Another Data::FormValidator Filter

barbie on 2009-08-10T13:23:21

At YAPC::Europe 2009 last week, I launched the Conference Survey during the final keynote, and almost immediately people began submitting their responses. I'll be posting more about the surveys later in the week, but this post concerns itself with a specific technical aspect.

Smylers, being a rather clever fellow, likes to find the edge cases. He found one such edge case in the survey submissions, and although it wasn't a vulnerability, it was potential providing a misleading error to users. The problem arose due to the use of what are usually refered to as Microsoft "smart" characters. These are the characters that don't conform to standard Unicode character sets, as they use a range that is supposed to be reserved for control characters (see Wikipedia for more details).

Smylers had entered an en-dash character and some double quote characters from a Windows machine, and had attempted to submit one of the talk feedback forms. The result was a rather confusing error. The reason being that the backend of the survey system had deleted the field with the smart characters, because they were part of a range not accepted as string characters by the validation code, and flagged as an input error. The solution was to add a filter to the Data::FormValidator profile and translate the characters into something more sensible, before validating the input string. Which is what I did.

As a result Data-FormValidator-Filters-Demoroniser is now winging its way to CPAN. The code has been in the backend system for sometime, just not in the right place to pre-validate input strings. As it turned out it was much easier to abstract it and create a new module than rewrite some of the internal code.

My thanks to Smylers for initially spotting and reporting the bug, the guys behind Data::FormValidator for making it so easy to add the filter, and Dave Wheeler for already implementing many of the translations via his Encode::ZapCP1252 module.

But shouldn't that be done at decoding?

zby on 2009-08-11T08:40:43

I mean at the time of converting byte stream into characters.

Unicode

Smylers on 2009-08-19T11:40:04

Actually they were standard Unicode characters. And I wasn't actually trying to find edge cases; I was just aiming for nice typography and stumbled upon the bug by accident!
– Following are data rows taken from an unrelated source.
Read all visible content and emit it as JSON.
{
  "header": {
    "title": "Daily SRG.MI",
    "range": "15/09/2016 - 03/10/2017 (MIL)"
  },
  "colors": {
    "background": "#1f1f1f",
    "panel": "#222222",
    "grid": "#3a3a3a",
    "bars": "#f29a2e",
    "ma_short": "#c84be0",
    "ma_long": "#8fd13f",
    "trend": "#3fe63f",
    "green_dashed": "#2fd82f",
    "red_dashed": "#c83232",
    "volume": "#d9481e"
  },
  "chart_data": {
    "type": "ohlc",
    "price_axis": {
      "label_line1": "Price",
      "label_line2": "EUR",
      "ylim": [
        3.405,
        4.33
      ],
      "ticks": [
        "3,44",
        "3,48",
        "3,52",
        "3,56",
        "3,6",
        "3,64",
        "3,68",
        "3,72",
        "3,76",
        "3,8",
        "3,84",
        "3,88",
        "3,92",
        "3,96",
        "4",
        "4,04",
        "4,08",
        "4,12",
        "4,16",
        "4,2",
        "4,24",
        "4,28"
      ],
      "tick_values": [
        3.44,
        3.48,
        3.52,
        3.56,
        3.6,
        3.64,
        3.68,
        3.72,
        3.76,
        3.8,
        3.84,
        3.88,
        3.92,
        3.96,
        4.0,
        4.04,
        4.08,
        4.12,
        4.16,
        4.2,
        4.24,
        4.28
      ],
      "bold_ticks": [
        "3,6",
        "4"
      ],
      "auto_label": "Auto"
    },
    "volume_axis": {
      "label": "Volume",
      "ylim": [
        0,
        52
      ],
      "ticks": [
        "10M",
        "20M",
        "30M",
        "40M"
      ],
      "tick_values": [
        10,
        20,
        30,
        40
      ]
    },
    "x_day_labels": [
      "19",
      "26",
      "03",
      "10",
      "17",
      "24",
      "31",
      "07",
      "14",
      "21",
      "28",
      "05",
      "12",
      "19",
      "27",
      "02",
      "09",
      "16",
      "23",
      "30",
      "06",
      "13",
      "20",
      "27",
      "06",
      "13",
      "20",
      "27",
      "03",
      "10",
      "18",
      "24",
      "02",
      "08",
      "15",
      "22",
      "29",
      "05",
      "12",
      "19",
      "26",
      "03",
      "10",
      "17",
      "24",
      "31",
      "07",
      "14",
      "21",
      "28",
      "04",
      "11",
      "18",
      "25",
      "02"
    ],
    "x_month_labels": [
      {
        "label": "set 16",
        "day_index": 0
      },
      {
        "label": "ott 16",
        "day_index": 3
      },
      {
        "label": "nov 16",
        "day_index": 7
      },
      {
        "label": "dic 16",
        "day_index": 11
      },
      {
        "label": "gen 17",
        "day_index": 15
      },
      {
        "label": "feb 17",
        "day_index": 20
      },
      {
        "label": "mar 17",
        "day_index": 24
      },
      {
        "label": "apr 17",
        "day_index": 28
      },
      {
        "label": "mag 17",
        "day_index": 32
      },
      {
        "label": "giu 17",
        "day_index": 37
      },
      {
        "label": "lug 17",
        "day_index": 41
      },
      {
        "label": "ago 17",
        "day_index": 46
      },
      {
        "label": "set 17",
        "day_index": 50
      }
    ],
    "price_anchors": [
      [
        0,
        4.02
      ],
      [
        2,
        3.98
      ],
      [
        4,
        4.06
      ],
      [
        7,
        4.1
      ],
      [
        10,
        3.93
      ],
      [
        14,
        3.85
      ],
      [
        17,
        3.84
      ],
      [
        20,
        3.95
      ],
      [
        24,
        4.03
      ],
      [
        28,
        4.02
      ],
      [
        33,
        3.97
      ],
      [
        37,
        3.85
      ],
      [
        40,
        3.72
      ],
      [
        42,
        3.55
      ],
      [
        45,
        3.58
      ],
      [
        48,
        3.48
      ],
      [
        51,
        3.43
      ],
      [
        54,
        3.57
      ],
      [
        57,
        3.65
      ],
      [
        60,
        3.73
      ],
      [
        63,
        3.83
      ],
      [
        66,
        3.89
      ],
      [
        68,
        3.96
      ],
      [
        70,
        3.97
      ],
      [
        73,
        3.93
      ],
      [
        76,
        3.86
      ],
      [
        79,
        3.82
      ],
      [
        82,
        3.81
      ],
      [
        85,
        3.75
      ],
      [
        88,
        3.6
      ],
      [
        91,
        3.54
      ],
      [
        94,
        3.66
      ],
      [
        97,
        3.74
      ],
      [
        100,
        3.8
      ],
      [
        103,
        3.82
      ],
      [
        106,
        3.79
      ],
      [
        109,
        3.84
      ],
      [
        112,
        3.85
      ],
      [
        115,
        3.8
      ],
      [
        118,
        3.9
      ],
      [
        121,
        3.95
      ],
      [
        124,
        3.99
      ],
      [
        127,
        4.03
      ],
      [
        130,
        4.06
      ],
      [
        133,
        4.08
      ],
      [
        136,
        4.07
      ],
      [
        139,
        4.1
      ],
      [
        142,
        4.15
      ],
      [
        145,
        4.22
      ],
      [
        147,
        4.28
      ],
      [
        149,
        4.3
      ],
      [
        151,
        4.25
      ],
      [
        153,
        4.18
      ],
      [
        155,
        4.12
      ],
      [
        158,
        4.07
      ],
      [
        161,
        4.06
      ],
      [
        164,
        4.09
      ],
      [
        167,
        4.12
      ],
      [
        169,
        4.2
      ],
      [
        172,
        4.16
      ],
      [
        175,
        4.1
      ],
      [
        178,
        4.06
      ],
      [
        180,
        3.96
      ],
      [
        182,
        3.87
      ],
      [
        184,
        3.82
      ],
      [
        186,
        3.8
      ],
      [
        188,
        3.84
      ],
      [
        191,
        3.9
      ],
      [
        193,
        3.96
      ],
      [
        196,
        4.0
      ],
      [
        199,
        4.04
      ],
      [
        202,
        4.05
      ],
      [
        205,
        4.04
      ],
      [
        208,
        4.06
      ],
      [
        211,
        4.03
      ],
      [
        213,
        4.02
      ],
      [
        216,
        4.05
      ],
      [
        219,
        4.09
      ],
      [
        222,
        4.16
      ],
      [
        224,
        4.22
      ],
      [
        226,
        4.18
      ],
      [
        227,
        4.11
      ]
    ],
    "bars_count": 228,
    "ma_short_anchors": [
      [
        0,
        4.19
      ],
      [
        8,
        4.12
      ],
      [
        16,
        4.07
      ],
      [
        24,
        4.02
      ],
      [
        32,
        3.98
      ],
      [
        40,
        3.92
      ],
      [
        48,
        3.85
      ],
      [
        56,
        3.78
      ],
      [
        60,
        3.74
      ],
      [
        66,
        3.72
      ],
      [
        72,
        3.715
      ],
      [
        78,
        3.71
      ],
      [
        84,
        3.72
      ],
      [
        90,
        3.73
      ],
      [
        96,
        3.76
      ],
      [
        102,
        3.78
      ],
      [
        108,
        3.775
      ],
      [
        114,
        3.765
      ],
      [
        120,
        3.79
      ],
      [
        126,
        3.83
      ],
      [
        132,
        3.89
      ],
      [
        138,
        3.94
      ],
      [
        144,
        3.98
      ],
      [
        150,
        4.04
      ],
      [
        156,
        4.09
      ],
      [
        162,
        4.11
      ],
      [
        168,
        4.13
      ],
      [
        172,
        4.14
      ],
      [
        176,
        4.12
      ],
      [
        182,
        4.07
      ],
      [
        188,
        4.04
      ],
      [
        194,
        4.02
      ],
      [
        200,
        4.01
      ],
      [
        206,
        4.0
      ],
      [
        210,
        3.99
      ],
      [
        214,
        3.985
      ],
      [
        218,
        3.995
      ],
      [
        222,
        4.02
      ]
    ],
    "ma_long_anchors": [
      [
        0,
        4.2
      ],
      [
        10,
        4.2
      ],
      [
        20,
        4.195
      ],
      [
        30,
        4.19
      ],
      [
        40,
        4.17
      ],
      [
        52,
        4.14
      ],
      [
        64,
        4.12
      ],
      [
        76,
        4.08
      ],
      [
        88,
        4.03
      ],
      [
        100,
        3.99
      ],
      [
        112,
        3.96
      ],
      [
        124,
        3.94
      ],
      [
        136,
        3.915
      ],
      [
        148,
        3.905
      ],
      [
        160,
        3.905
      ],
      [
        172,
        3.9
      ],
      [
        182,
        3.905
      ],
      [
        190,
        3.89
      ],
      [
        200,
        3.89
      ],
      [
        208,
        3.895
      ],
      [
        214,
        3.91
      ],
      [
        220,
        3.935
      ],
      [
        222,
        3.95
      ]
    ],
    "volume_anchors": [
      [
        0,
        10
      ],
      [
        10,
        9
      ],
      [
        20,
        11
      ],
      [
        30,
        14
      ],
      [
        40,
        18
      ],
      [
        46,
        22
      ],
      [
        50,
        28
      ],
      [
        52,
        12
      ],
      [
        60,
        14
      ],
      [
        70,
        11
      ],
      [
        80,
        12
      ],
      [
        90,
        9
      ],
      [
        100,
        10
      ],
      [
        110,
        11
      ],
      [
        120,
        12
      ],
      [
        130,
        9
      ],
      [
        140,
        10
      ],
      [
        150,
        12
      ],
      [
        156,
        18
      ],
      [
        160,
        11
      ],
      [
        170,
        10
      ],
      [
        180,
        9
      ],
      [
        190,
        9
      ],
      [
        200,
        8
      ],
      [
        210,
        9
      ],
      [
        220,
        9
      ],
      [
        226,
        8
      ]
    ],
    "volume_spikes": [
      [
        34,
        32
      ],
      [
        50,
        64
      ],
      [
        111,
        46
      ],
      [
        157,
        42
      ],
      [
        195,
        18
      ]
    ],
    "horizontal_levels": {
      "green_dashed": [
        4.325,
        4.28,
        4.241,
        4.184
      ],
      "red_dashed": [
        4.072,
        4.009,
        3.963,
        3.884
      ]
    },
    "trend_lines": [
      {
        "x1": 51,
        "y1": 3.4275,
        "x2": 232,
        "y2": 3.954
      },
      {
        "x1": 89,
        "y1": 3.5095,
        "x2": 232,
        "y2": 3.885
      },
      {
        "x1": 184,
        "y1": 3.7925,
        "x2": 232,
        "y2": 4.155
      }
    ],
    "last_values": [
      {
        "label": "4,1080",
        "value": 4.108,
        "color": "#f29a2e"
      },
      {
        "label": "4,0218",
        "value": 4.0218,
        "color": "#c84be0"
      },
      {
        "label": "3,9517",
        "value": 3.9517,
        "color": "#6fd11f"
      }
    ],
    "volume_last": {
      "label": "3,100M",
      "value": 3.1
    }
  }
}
For the record, I'd like it to be known I wasn't anywhere near Windows! I was actually using Ubuntu Linux running Gnome. Keyboard preferences lets you define a 'compose' key (I chose Caps Lock, cos that isn't something I ever use) then you can type sequences like Compose --- to get an em dash, or Compose "< to get opening curly quotes; the sequences are reasonably mnemonic.

And those are legitimate Unicode characters. Latin-1 doesn't have them, but then Latin-1 is only an 8-bit encoding so doesn't have most characters. Windows CP1252 caused problems by being kind-of like Latin-1, but with additional characters filling in slots Latin-1 left unused; CP1252 text often got mislabelled as Latin-1, messing things up for non-Windows users.

But all the CP1252 characters are in Unicode, and today you're much better off using the Unicode UTF-8 encoding than either Latin-1 or CP1252, especially on the web.

(And apologies for the delayed response; feed backlog built up while away.)